One little test that tremendously fails... The part with the endian detection gives the output for little endian (don't know if this is anyhow a part of the problem).

struct TestContext{
    FILE * create_test_file_hex(char * input_hex,const char * rel_file_path = "test.gguf") {
        std::ofstream MyFile(rel_file_path, std::ios::binary);

        // Write to the file
        MyFile << input_hex;

        // Close the file
        MyFile.close();

        
        // std::fstream outfile (rel_file_path,std::ios::trunc);
        // char str[20] = 
        // outfile.write(str, 20);
        // outfile.close();

        FILE *file = fopen(rel_file_path,"rb");
        try{
            assert(file != nullptr);
        }catch (int e){
            std::cout << "file couldn't be opened due to exception n° "<<std::to_string(e)<<"\n";
            ADD_FAILURE(); 
        }
        std::remove(rel_file_path); //remove file whilst open, to be able to use it, but delete it after the last pointer was deleted.
    return file;
    }
};

TEST(test_tool_functions, test_read_int){
    int n = 1;
    // little endian if true
    if(*(char *)&n == 1) {std::cout<<"Little Endian Detected!!!\n";}
    else{std::cout<<"Big Endian Detected!!!\n";}
    std::string file_hex_content = "400A0E00080000016";
    
    uint64_t should;
    std::istringstream("40") >> std::hex >> should;
    ASSERT_EQ(should,64);
    
    uint64_t result = read_int(TestContext().create_test_file_hex(file_hex_content.data()),1,false);
    ASSERT_EQ(result,should);
}

Solution

  • The root cause of the problem is that your file_hex_content consists of ASCII character bytes (which form a human-readable hexadecimal string representation of a number), not of the bytes that would form a binary integer representation. Therefore it doesn’t start with a single byte 0x40 a.k.a. 64 but with a byte '4' (ASCII byte value 52) followed by another byte '0' (ASCII value 48). A single byte 64 (0x40) corresponds to the ASCII character '@' rather than two characters '4' and '0'.

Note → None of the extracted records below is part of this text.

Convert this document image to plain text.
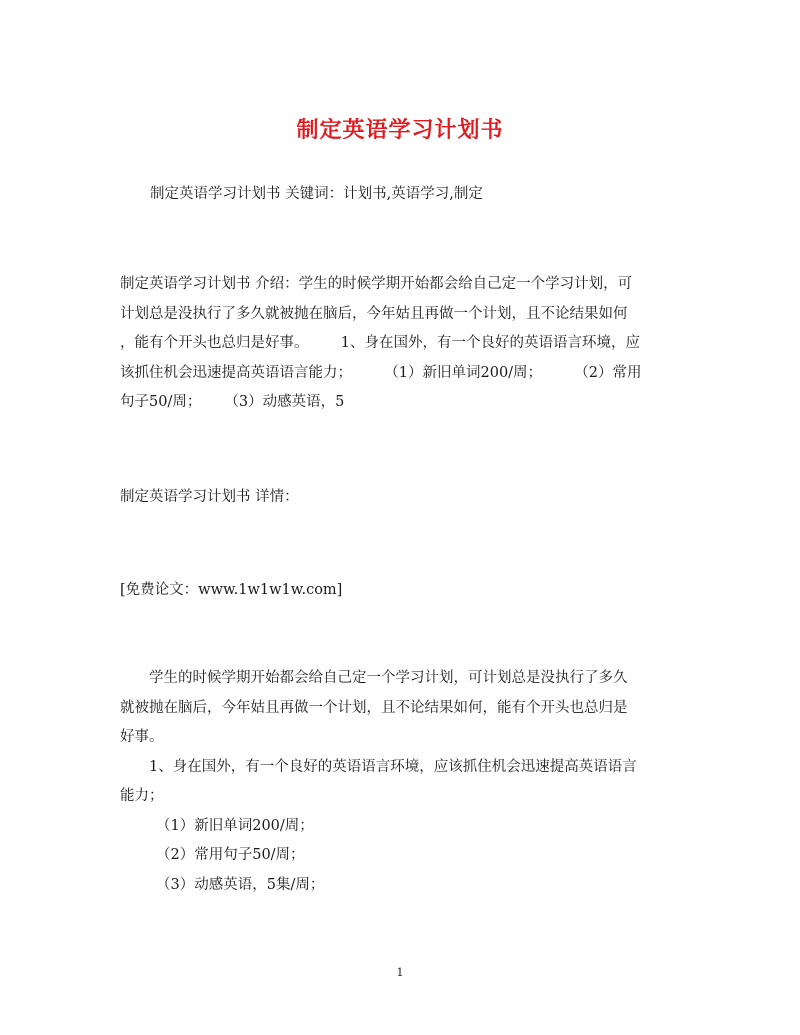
制定英语学习计划书

制定英语学习计划书 关键词：计划书,英语学习,制定

制定英语学习计划书 介绍：学生的时候学期开始都会给自己定一个学习计划，可
计划总是没执行了多久就被抛在脑后，今年姑且再做一个计划，且不论结果如何
，能有个开头也总归是好事。       1、身在国外，有一个良好的英语语言环境，应
该抓住机会迅速提高英语语言能力；       （1）新旧单词200/周；       （2）常用
句子50/周；     （3）动感英语，5

制定英语学习计划书 详情：

[免费论文：www.1w1w1w.com]

学生的时候学期开始都会给自己定一个学习计划，可计划总是没执行了多久
就被抛在脑后，今年姑且再做一个计划，且不论结果如何，能有个开头也总归是
好事。
1、身在国外，有一个良好的英语语言环境，应该抓住机会迅速提高英语语言
能力；
（1）新旧单词200/周；
（2）常用句子50/周；
（3）动感英语，5集/周；

1
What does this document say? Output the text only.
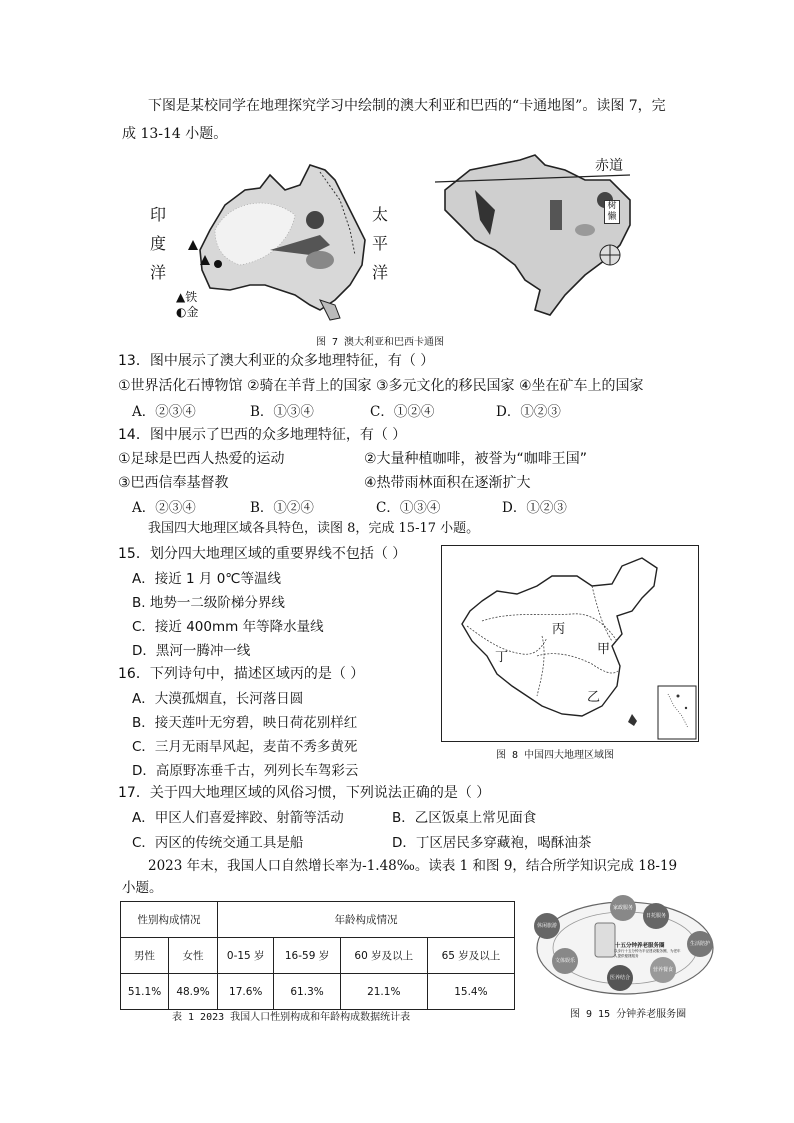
下图是某校同学在地理探究学习中绘制的澳大利亚和巴西的“卡通地图”。读图 7，完
成 13-14 小题。
印
度
洋
太
平
洋
▲铁
◐金
赤道
树懒
图 7 澳大利亚和巴西卡通图
13．图中展示了澳大利亚的众多地理特征，有（ ）
①世界活化石博物馆 ②骑在羊背上的国家 ③多元文化的移民国家 ④坐在矿车上的国家
A．②③④	B．①③④	C．①②④	D．①②③
14．图中展示了巴西的众多地理特征，有（ ）
①足球是巴西人热爱的运动	②大量种植咖啡，被誉为“咖啡王国”
③巴西信奉基督教	④热带雨林面积在逐渐扩大
A．②③④	B．①②④	C．①③④	D．①②③
我国四大地理区域各具特色，读图 8，完成 15-17 小题。
15．划分四大地理区域的重要界线不包括（ ）
A．接近 1 月 0℃等温线
B. 地势一二级阶梯分界线
C．接近 400mm 年等降水量线
D．黑河一腾冲一线
16．下列诗句中，描述区域丙的是（ ）
A．大漠孤烟直，长河落日圆
B．接天莲叶无穷碧，映日荷花别样红
C．三月无雨旱风起，麦苗不秀多黄死
D．高原野冻垂千古，列列长车驾彩云
丙
甲
丁
乙
图 8 中国四大地理区域图
17．关于四大地理区域的风俗习惯，下列说法正确的是（ ）
A．甲区人们喜爱摔跤、射箭等活动	B．乙区饭桌上常见面食
C．丙区的传统交通工具是船	D．丁区居民多穿藏袍，喝酥油茶
2023 年末，我国人口自然增长率为-1.48‰。读表 1 和图 9，结合所学知识完成 18-19
小题。
性别构成情况		年龄构成情况			
男性	女性	0-15 岁	16-59 岁	60 岁及以上	65 岁及以上
51.1%	48.9%	17.6%	61.3%	21.1%	15.4%
表 1 2023 我国人口性别构成和年龄构成数据统计表
十五分钟养老服务圈
以步行十五分钟为半径建设服务圈，为老年人提供便捷服务
家政服务
日托服务
生活陪护
营养餐食
医养结合
文体娱乐
休闲旅游
图 9 15 分钟养老服务圈
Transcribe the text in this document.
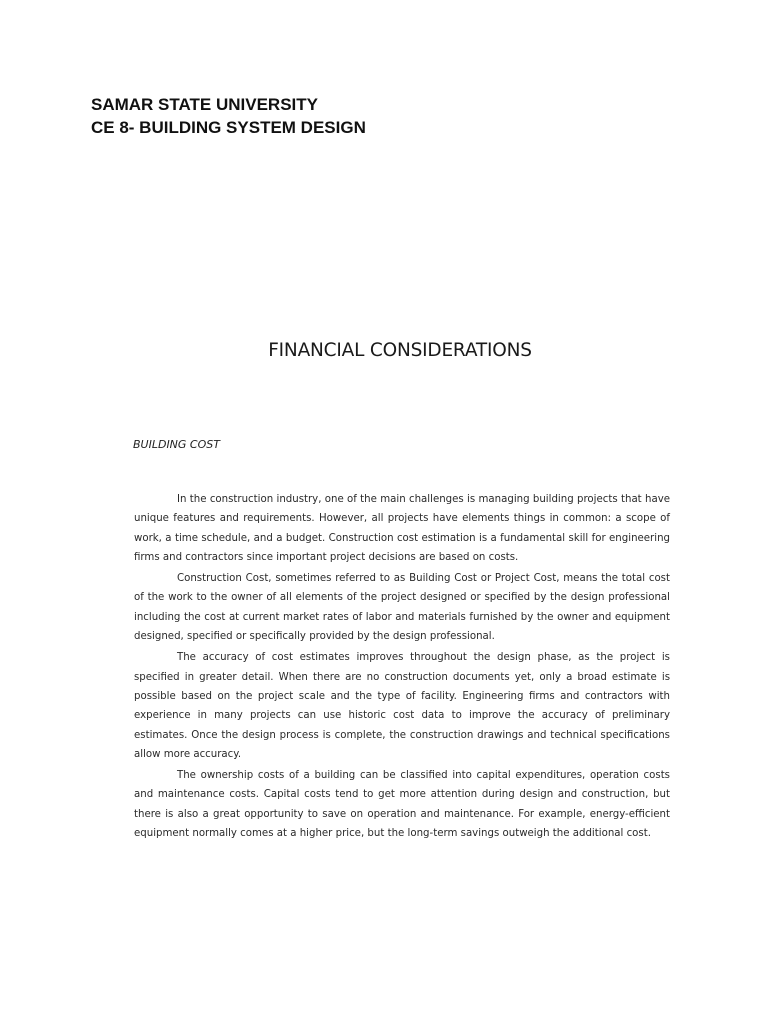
SAMAR STATE UNIVERSITY
CE 8- BUILDING SYSTEM DESIGN
FINANCIAL CONSIDERATIONS
BUILDING COST

In the construction industry, one of the main challenges is managing building projects that have unique features and requirements. However, all projects have elements things in common: a scope of work, a time schedule, and a budget. Construction cost estimation is a fundamental skill for engineering firms and contractors since important project decisions are based on costs.

Construction Cost, sometimes referred to as Building Cost or Project Cost, means the total cost of the work to the owner of all elements of the project designed or specified by the design professional including the cost at current market rates of labor and materials furnished by the owner and equipment designed, specified or specifically provided by the design professional.

The accuracy of cost estimates improves throughout the design phase, as the project is specified in greater detail. When there are no construction documents yet, only a broad estimate is possible based on the project scale and the type of facility. Engineering firms and contractors with experience in many projects can use historic cost data to improve the accuracy of preliminary estimates. Once the design process is complete, the construction drawings and technical specifications allow more accuracy.

The ownership costs of a building can be classified into capital expenditures, operation costs and maintenance costs. Capital costs tend to get more attention during design and construction, but there is also a great opportunity to save on operation and maintenance. For example, energy-efficient equipment normally comes at a higher price, but the long-term savings outweigh the additional cost.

    A small serialization example follows. As long as you serialize and deserialize on the same architecture and have no portability concerns, endianness is not a concern either.

    #include <cstdint>
    #include <ios>
    #include <iostream>
    #include <sstream>
    
    int main() {
      std::stringstream encoded;
    
      const uint64_t source{0xabcd1234deadbeefULL};
      encoded.write(reinterpret_cast<const char*>(&source), sizeof(source));
    
      uint64_t target;
      encoded.read(reinterpret_cast<char*>(&target), sizeof(target));
    
      std::cout << "source == target: " << std::hex << source << " == " << target
                << "\nserialized bytes:";
      for (const uint8_t byte : encoded.str())
        std::cout << ' ' << static_cast<uint32_t>(byte);
      std::cout << std::endl;
    }
    

    The output from the program above, when executed on my little endian machine, looks like this:

    source == target: abcd1234deadbeef == abcd1234deadbeef
    serialized bytes: ef be ad de 34 12 cd ab
    

    As expected, the serialized string starts from the lowest order byte 0xef and ends with the highest order byte 0xab. On a big endian platform, the second line would be ordered from highest to lowest order byte, i.e. ab cd 12 34 de ad be ef.